Monday, February 23, 2009

Shame on You Wall Street Journal

It is regrettable indeed.   I was deeply saddened and somewhat enraged by the Wall Street Journal's closing of its library.   In our information age, that depends so much on knowledge workers, Wall Street has decided that it could cut back taking away a vital piece of information news gathering, organizing, and dissemination of up-to-minute information.   Can news reporters expect to do all the work themselves?  Can they properly search for relevant and pertinent information? Is that even their jobs?  

Could we inset librarians and information professionals into the jobs of news journalists?   Of course not.  Wall Street - give your head a shake.   A knowledge centre, particularly in a top-notch industrial media giant such as Wall Street, requires expert searchers.    When asked, a spokesperson responds,

It is regrettable. Our reporters do have access to multiple databases including Factiva and this migration to digital databases as you has been happening for many years.

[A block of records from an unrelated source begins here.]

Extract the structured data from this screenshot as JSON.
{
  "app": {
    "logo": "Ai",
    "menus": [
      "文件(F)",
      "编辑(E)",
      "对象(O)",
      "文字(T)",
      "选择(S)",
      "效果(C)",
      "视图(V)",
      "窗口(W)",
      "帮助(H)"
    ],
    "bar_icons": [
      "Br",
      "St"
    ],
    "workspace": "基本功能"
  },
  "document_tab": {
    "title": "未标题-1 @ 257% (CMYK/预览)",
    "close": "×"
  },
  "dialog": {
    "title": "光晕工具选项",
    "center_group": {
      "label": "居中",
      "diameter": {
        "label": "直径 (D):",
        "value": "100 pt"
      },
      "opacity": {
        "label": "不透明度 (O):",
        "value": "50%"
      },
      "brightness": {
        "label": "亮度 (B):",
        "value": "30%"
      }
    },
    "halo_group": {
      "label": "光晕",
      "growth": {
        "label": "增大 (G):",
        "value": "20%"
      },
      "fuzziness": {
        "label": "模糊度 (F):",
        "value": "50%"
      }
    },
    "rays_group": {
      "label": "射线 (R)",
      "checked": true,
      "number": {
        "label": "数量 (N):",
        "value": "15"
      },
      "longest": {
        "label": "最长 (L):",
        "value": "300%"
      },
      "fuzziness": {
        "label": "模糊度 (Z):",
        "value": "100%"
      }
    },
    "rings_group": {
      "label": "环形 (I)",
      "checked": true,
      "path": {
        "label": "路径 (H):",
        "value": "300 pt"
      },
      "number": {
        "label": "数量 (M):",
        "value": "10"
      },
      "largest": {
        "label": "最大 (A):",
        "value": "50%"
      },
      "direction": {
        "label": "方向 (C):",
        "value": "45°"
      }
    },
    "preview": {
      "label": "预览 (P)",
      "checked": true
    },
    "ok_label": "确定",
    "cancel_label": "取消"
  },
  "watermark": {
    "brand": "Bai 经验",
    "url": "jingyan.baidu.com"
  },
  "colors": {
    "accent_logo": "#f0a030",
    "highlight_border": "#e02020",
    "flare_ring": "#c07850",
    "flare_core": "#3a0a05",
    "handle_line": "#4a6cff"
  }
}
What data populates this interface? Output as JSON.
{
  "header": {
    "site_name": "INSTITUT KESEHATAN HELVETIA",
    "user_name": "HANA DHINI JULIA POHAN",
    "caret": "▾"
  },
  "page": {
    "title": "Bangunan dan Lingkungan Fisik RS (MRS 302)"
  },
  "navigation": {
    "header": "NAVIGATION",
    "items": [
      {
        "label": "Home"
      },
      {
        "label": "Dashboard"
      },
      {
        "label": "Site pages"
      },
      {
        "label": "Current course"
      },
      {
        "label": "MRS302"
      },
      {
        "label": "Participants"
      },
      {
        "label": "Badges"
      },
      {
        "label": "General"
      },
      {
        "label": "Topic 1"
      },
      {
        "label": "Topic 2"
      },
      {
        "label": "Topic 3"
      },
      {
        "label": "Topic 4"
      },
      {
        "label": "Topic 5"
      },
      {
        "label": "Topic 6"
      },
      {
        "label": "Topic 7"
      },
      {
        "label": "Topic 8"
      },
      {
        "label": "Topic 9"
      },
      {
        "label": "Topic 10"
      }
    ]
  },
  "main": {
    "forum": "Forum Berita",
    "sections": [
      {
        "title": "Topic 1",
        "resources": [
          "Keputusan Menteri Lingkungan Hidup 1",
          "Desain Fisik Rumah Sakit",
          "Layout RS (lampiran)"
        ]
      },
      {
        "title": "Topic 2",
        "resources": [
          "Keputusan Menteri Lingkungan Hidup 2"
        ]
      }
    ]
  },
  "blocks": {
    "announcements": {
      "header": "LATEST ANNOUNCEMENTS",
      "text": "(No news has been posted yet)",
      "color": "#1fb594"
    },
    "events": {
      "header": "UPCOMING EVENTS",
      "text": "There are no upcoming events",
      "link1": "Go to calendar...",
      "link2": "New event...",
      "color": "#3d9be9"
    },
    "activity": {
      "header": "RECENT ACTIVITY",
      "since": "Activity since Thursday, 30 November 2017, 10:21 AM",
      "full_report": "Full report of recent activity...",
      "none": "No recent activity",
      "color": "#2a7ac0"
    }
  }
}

Sure.  Good luck with having your reporters spend up to ten times the amount of time it would take to find information a trained information professional could obtain for you in a fraction of the time.  A librarian is like the glue that holds the house together.  You can only go so far and so long without a librarian's information retrieval skills before the infrastructure cracks and crumbles.   Particularly in our emergine Web 2.0 world of social media and open access resources, can a company survive alone without expert information and knowledge management?  Best of luck Wall Street Journal.